Q: How did you create your main character, Anna, and capture her emotions as a performer?

A: Since I am the least musically talented person alive, I read various musicians' autobiographies--Keith Richards' Life, Juliana Hatfield's When I Grow Up, Dean Wareham's Black Postcards, and others--talked to musicians, particularly in the indie music world, and I went on tour with the band Scissor Sisters for a few weeks in order to get the feeling and details of what it is to be on the road the way Anna is in the book.

The emotions that she has such as apprehension, desire for the next step in her life, the love she still feels for the married man with whom she had an affair, the joy in her music--these weren't hard to channel.

But the particular quality of being on stage the way she is, of moving an audience in the moment, of creating that energy, and of music-making itself: I had to concentrate to get at these.

What Anna does is closer to dance--an unrepeatable performance--than to writing, which unfolds privately and is experienced by a reader much later. I did my best to try to understand what that would feel like.

Q: The book moves back and forth in time. Did you write it more or less in the order in which it appears, or did you move pieces of it around as you worked on it?

A: I actually pretty much wrote it in the order in which it appears. There was some moving around in revision, and my editor made some great suggestions for tightening a few sequences. But somehow I needed to make it in that order.

I think it's because the book is, really, a map of Anna's internal world and that has a logic that's personal to her more than a result of a particular narrative strategy. I always wanted to stay as close to her as possible, and that's the way she manifested to me, if that doesn't sound too mystical.

Q: What do you think of Anna's relationship with her father, also a well-known artist (but not a musician)?

A: It's an incredibly important relationship. I don't come from an artistic family as Anna does, and I've always been fascinated by people who do.

How do you find your artistic voice in a family of strong artistic voices? How did, say, the visual artist Kiki Smith find her own voice in relation to her father Tony Smith, a famous minimalist sculptor? Her work is very different from his, and I'm intrigued by that, by the drive it takes to do that.

In Anna's case, she has two big issues in relation to her father. One is that, as an artist who cut buildings and trains into pieces, he worked with mass, literally; he moved matter; whereas she's a musician, and music doesn't have physical mass in that way.

The other issue is that he stopped working, basically, at a certain point. He lost heart. So she's also trying to figure our how one goes on as an artist, what keeps the art going and what stops it. He's her muse, in a way, and her devil, too.

Q: Why did you decide to have most of the book's action take place in Europe?

A: Many musicians play Europe the way Anna does, moving from town to town. And Anna isn't on the first class European tour; she's playing small cities, odd places like a festival in Latvia. That would be a likely tour for someone like Anna, who's trying to make a comeback.

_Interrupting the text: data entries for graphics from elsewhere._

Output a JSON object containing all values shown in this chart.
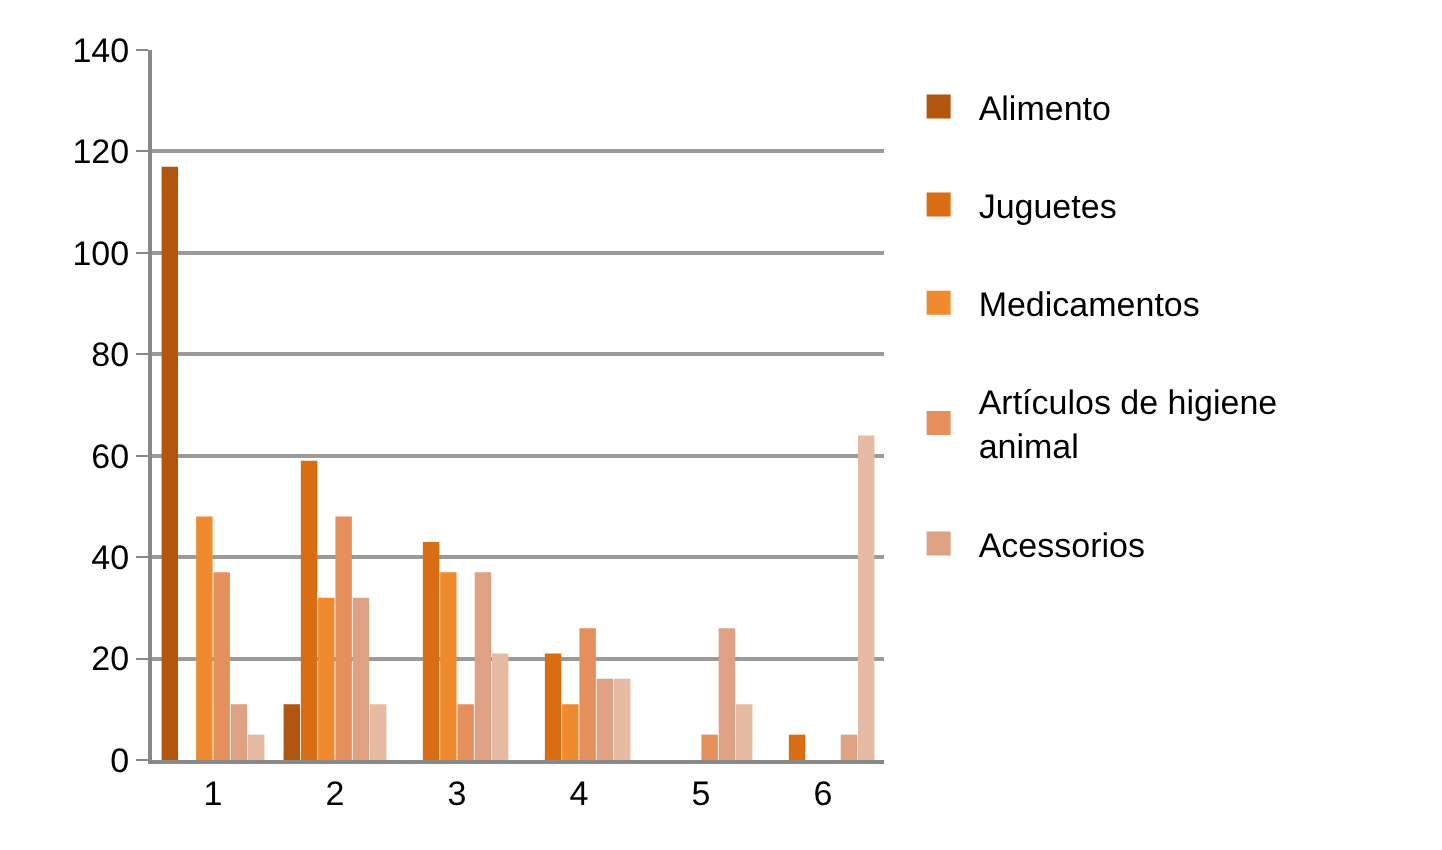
{
  "chart_data": {
    "type": "bar",
    "categories": [
      "1",
      "2",
      "3",
      "4",
      "5",
      "6"
    ],
    "series": [
      {
        "name": "Alimento",
        "color": "#b0560f",
        "values": [
          117,
          11,
          null,
          null,
          null,
          null
        ]
      },
      {
        "name": "Juguetes",
        "color": "#d96d14",
        "values": [
          null,
          59,
          43,
          21,
          null,
          5
        ]
      },
      {
        "name": "Medicamentos",
        "color": "#ef8a2e",
        "values": [
          48,
          32,
          37,
          11,
          null,
          null
        ]
      },
      {
        "name": "Artículos de higiene animal",
        "color": "#e58f5c",
        "values": [
          37,
          48,
          11,
          26,
          5,
          null
        ]
      },
      {
        "name": "Acessorios",
        "color": "#dea184",
        "values": [
          11,
          32,
          37,
          16,
          26,
          5
        ]
      },
      {
        "color": "#e6bba4",
        "values": [
          5,
          11,
          21,
          16,
          11,
          64
        ]
      }
    ],
    "ylim": [
      0,
      140
    ],
    "yticks": [
      0,
      20,
      40,
      60,
      80,
      100,
      120,
      140
    ],
    "grid": "y",
    "legend": "right"
  }
}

But another reason is that I wanted her to be plunged into a kind of wonderland, a slightly other world. The time zones are different, the languages are different, she's often in places that she only half-understands. That dreamlike, tilted quality of being away from one's usual world is important to the book.

Q: What are you working on now?

A: I have another novel that I've started, but it's very early days. I don't like to talk about things too much before they're finished, but I will say that it's quite different than Wonderland. It's a bit dark, a bit dicey, and thus far it doesn't leave the United States.

Q: Anything else we should know?

A: I'm not sure. Maybe, at the end of the day, I still find that there's a magic performers do that is miraculous to me. I've written this entire book about a performer and I still don't know how they do that. It's a wonderful gift, that one.